The Houthis called it al sarkha, or the scream. On the face of it, there is contempt for the West, but at its heart is an implicit rejection of United States-backed Arab dictators, whom they see as weak and treacherous. Ali Abdullah Saleh, Yemen’s longtime president, understood this and plotted to contain the Houthis, until he was driven from power in 2012 by the wave of Arab Spring revolutions. (The two former adversaries are now in an uneasy alliance.)
“We are the sons of the revolution,” said Muhammed al-Madari, leaning against an army truck. Mr. Madari, 21, was standing with a group of men patrolling a street lined with key government and commercial buildings in downtown Sana.
He wore a green camouflage jacket and brown camouflage pants, his head wrapped in a camel scarf with his jet-black hair peeping out from the front. He clutched a Chinese-made Kalashnikov rifle, which, in the current atmosphere of relative quiet, looked more like an accessory than a lethal weapon.
“We are Ansar Allah,” or Champions of God, he emphasized, invoking the newer and more popular name for the Houthi rebel movement.
For many in Yemen, the revolution brought a momentary sense of freedom. For the Houthis, it was the critical juncture where they say they transformed from an insurgent group with a grudge to a movement that is reaching out to, and now drawing more support or at least acceptance from, the country’s Sunni majority. It is also when they began referring to themselves as Ansar Allah, rather than Houthis, casting the movement in a new light.
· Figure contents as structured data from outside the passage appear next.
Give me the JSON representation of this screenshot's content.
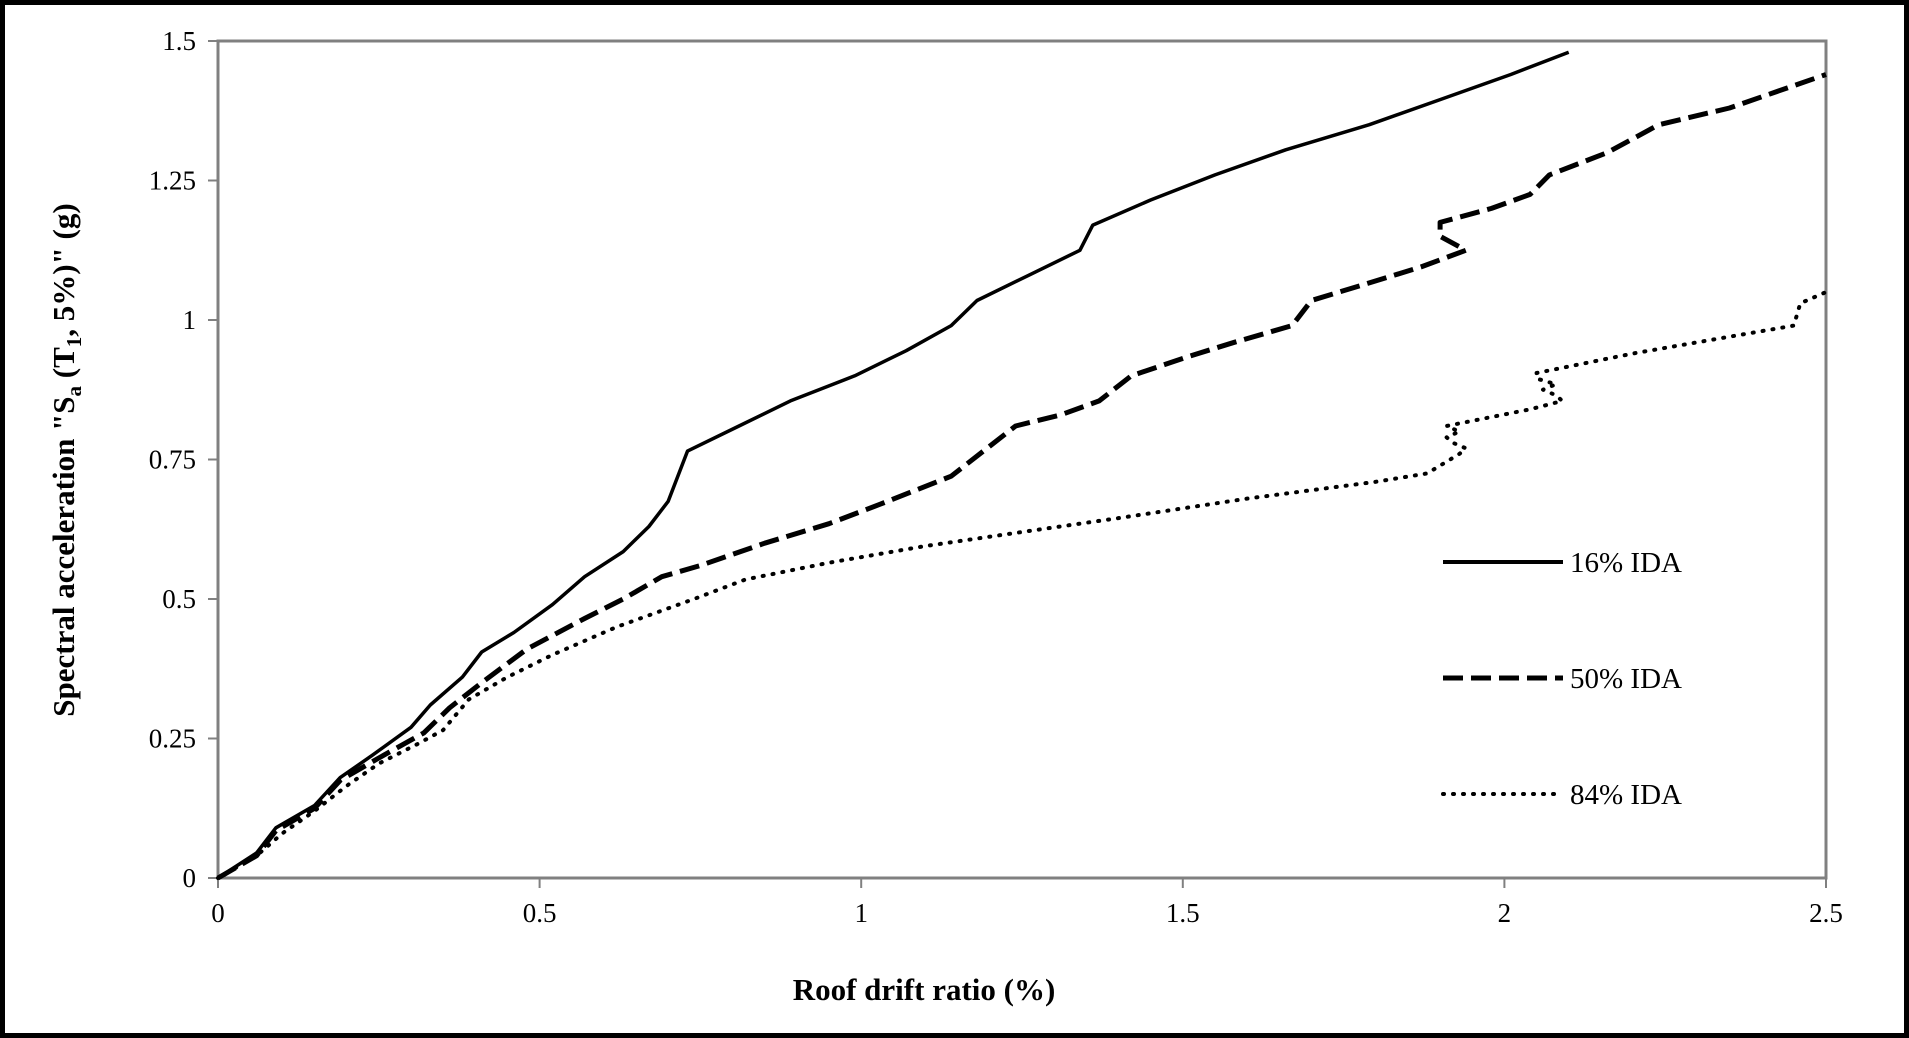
{
  "chart_data": {
    "type": "line",
    "xlabel": "Roof drift ratio (%)",
    "ylabel": {
      "prefix": "Spectral acceleration  \"S",
      "sub1": "a",
      "mid": " (T",
      "sub2": "1",
      "suffix": ", 5%)\"  (g)"
    },
    "xlim": [
      0,
      2.5
    ],
    "ylim": [
      0,
      1.5
    ],
    "xticks": [
      "0",
      "0.5",
      "1",
      "1.5",
      "2",
      "2.5"
    ],
    "yticks": [
      "0",
      "0.25",
      "0.5",
      "0.75",
      "1",
      "1.25",
      "1.5"
    ],
    "grid": false,
    "legend_position": "right",
    "series": [
      {
        "name": "16% IDA",
        "style": "solid",
        "points": [
          [
            0,
            0
          ],
          [
            0.06,
            0.045
          ],
          [
            0.09,
            0.09
          ],
          [
            0.15,
            0.13
          ],
          [
            0.19,
            0.18
          ],
          [
            0.24,
            0.22
          ],
          [
            0.3,
            0.27
          ],
          [
            0.33,
            0.31
          ],
          [
            0.38,
            0.36
          ],
          [
            0.41,
            0.405
          ],
          [
            0.46,
            0.44
          ],
          [
            0.52,
            0.49
          ],
          [
            0.57,
            0.54
          ],
          [
            0.63,
            0.585
          ],
          [
            0.67,
            0.63
          ],
          [
            0.7,
            0.675
          ],
          [
            0.73,
            0.765
          ],
          [
            0.81,
            0.81
          ],
          [
            0.89,
            0.855
          ],
          [
            0.99,
            0.9
          ],
          [
            1.07,
            0.945
          ],
          [
            1.14,
            0.99
          ],
          [
            1.18,
            1.035
          ],
          [
            1.26,
            1.08
          ],
          [
            1.34,
            1.125
          ],
          [
            1.36,
            1.17
          ],
          [
            1.45,
            1.215
          ],
          [
            1.55,
            1.26
          ],
          [
            1.66,
            1.305
          ],
          [
            1.79,
            1.35
          ],
          [
            1.9,
            1.395
          ],
          [
            2.01,
            1.44
          ],
          [
            2.1,
            1.48
          ],
          [
            2.16,
            1.51
          ]
        ]
      },
      {
        "name": "50% IDA",
        "style": "dashed",
        "points": [
          [
            0,
            0
          ],
          [
            0.06,
            0.04
          ],
          [
            0.09,
            0.085
          ],
          [
            0.15,
            0.125
          ],
          [
            0.19,
            0.175
          ],
          [
            0.25,
            0.215
          ],
          [
            0.32,
            0.26
          ],
          [
            0.36,
            0.305
          ],
          [
            0.41,
            0.35
          ],
          [
            0.48,
            0.41
          ],
          [
            0.57,
            0.465
          ],
          [
            0.63,
            0.5
          ],
          [
            0.69,
            0.54
          ],
          [
            0.75,
            0.56
          ],
          [
            0.85,
            0.6
          ],
          [
            0.95,
            0.635
          ],
          [
            1.03,
            0.67
          ],
          [
            1.14,
            0.72
          ],
          [
            1.19,
            0.765
          ],
          [
            1.24,
            0.81
          ],
          [
            1.31,
            0.83
          ],
          [
            1.37,
            0.855
          ],
          [
            1.42,
            0.9
          ],
          [
            1.51,
            0.935
          ],
          [
            1.58,
            0.96
          ],
          [
            1.67,
            0.99
          ],
          [
            1.7,
            1.035
          ],
          [
            1.8,
            1.07
          ],
          [
            1.87,
            1.095
          ],
          [
            1.94,
            1.125
          ],
          [
            1.9,
            1.15
          ],
          [
            1.9,
            1.175
          ],
          [
            1.98,
            1.2
          ],
          [
            2.04,
            1.225
          ],
          [
            2.07,
            1.26
          ],
          [
            2.16,
            1.3
          ],
          [
            2.24,
            1.35
          ],
          [
            2.35,
            1.38
          ],
          [
            2.5,
            1.44
          ]
        ]
      },
      {
        "name": "84% IDA",
        "style": "dotted",
        "points": [
          [
            0,
            0
          ],
          [
            0.06,
            0.04
          ],
          [
            0.1,
            0.08
          ],
          [
            0.15,
            0.12
          ],
          [
            0.2,
            0.165
          ],
          [
            0.25,
            0.205
          ],
          [
            0.31,
            0.24
          ],
          [
            0.35,
            0.265
          ],
          [
            0.39,
            0.32
          ],
          [
            0.45,
            0.36
          ],
          [
            0.52,
            0.4
          ],
          [
            0.62,
            0.45
          ],
          [
            0.74,
            0.5
          ],
          [
            0.82,
            0.535
          ],
          [
            0.95,
            0.565
          ],
          [
            1.1,
            0.595
          ],
          [
            1.25,
            0.62
          ],
          [
            1.4,
            0.645
          ],
          [
            1.6,
            0.68
          ],
          [
            1.8,
            0.71
          ],
          [
            1.88,
            0.725
          ],
          [
            1.93,
            0.76
          ],
          [
            1.94,
            0.77
          ],
          [
            1.92,
            0.78
          ],
          [
            1.91,
            0.79
          ],
          [
            1.93,
            0.8
          ],
          [
            1.91,
            0.81
          ],
          [
            2.04,
            0.84
          ],
          [
            2.09,
            0.855
          ],
          [
            2.08,
            0.865
          ],
          [
            2.06,
            0.875
          ],
          [
            2.08,
            0.885
          ],
          [
            2.05,
            0.895
          ],
          [
            2.05,
            0.905
          ],
          [
            2.2,
            0.94
          ],
          [
            2.35,
            0.97
          ],
          [
            2.45,
            0.99
          ],
          [
            2.46,
            1.03
          ],
          [
            2.5,
            1.05
          ]
        ]
      }
    ]
  }
}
“They used to call us the enemies of Allah,” said another member of Mr. Madari’s unit, who goes by the nom de guerre Abu Ali. He was sitting behind the steering wheel, chewing on khat leaves, a mild narcotic that induces a sense of euphoria. It was Friday afternoon, the first day of the Muslim weekend, and he had started to relax earlier than usual.
“But now more people have gotten to know us,” he said, turning to look at an 18-year-old man next to him in the passenger seat. He was more reclusive and refused to give his name, but he said he was raised in a village on the outskirts of Sana in an ultraconservative Salafi Sunni family that had recently come under the fold of Ansar Allah.
In a country where more than half the population lives on less than $2 a day, the group has extended its reach into more needy areas, building a safety net and slowly introducing people to its political principles and faith.
Abu Ali, who is a colonel in the armed forces, said he seized the army vehicle himself and was now using it to extract concessions from the state.
In September, the Houthis successfully pushed back against a government plan to reduce fuel subsidies, earning them added credibility.
“I swore allegiance to God, to the country and to the revolution, not to any specific leader,” he said. “The revolution started in 2011, but the real revolution is this one.”
As he made his rounds, Abu Raad stopped at a charming, but dilapidated building. The sign in front said it was a museum, long abandoned by the state, it appeared. The Houthis were using it as an office.
They placed a couple of concrete barricades, painted in their green color, in front of the entrance.
“We are going to give it back,” Abu Raad said. “Look, we never removed the sign. We want it to be a real museum.”